Employees reported a “sink or swim” mentality at the company - new joiners were inundated with a lot of useful material (often PPTs) in the first few days of joining the company/dept. This information was rarely ever retained or revisited.

Goal

Make the experience personal… at scale. Make it evident where employees can find relevant up-to-date information as they need it.​

Implemented Solution

Hosted Welcome Videos from the Global Departmental Leads and Asset Repositories for each department on the their respective Sharepoint Sites. Scheduled Welcome Emails with relevant links at 1 - 3 - 6 month milestones for new employees using Power Automate.

Read more: Building an internal community space for recognition, collaboration, and onboarding

Reflection

Understanding and improving employee experience was critical for our client to continue operating in today’s complex and highly competitive global economy. Providing an engaging experience would help our client retain their skilled talent, and ultimately drive a stronger customer experience.
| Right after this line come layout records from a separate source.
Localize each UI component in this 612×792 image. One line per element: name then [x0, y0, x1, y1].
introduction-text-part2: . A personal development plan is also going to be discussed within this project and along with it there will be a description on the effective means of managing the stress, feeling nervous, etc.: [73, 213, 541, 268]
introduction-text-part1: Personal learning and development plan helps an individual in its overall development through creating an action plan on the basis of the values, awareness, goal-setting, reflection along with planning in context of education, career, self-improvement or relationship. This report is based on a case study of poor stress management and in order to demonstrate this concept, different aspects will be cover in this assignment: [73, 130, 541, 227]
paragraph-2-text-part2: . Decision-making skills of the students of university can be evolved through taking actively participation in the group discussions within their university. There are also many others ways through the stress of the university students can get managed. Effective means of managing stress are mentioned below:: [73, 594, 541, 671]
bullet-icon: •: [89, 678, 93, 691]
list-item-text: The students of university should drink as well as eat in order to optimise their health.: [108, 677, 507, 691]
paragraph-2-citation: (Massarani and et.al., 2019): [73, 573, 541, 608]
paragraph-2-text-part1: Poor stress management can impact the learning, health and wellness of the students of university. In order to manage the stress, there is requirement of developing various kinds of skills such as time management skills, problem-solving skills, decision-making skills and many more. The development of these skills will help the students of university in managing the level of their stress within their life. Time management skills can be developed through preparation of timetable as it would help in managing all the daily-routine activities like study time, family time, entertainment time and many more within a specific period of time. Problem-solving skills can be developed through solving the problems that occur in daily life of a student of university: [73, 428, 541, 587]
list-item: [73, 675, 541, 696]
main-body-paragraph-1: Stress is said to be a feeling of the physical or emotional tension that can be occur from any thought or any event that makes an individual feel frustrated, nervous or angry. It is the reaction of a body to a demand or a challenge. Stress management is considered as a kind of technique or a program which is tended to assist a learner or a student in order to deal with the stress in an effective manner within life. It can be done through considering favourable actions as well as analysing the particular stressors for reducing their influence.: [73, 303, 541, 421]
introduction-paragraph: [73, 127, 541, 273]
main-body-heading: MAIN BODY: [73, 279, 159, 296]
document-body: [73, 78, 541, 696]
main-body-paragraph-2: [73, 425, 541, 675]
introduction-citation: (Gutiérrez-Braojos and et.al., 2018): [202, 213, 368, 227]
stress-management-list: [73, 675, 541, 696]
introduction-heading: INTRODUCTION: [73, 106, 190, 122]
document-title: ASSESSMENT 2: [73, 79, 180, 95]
Our client sought out design thinking as a way to get deeper insights into their employees and start developing innovative, iterative solutions to the problems plaguing them. During our 1.5 year engagement with the client, we were able to help set the stage with Organizational Structure Tuning, and built an internal collaboration platform using Teams, Sharepoint, and Power BI. With this foundation in place, the Global Departmental Leads were empowered to continue experimenting with potential engagement solutions and refining them using data and feedback, even today.

Since the start of our project in 2018, faith in our client’s bi-annual employee survey has been on the rise. As of Dec 2019, 61% of employees (↑14%) now report seeing positive changes taking place based on recent employee survey results.

Line Chart showing the Action metric trending positively (starting at 47% in Dec 2017 and moving up to 61% in Dec 2019)

14% rise in employees reporting seeing positive action being taken on survey results (2018-2019)

Eventually, I hope to see our client move to regular pulse surveys and an open feedback system over bi-annual surveys. This would allow the department leads to obtain feedback as close to real time as possible, pick up on sporadic changes in worker priorities and sentiments, inspect the impact of ‘treatments’ immediately, and adapt if needed. Until then, they are reliant on waiting months to measure results or sending out adhoc surveys to capture feedback.

“We used to prioritize our stakeholders as shareholders first, customers second, and employees third. We now realize we had it backward.

If we put employees first, they in turn take care of our customers, (who) in turn take care of our shareholders.”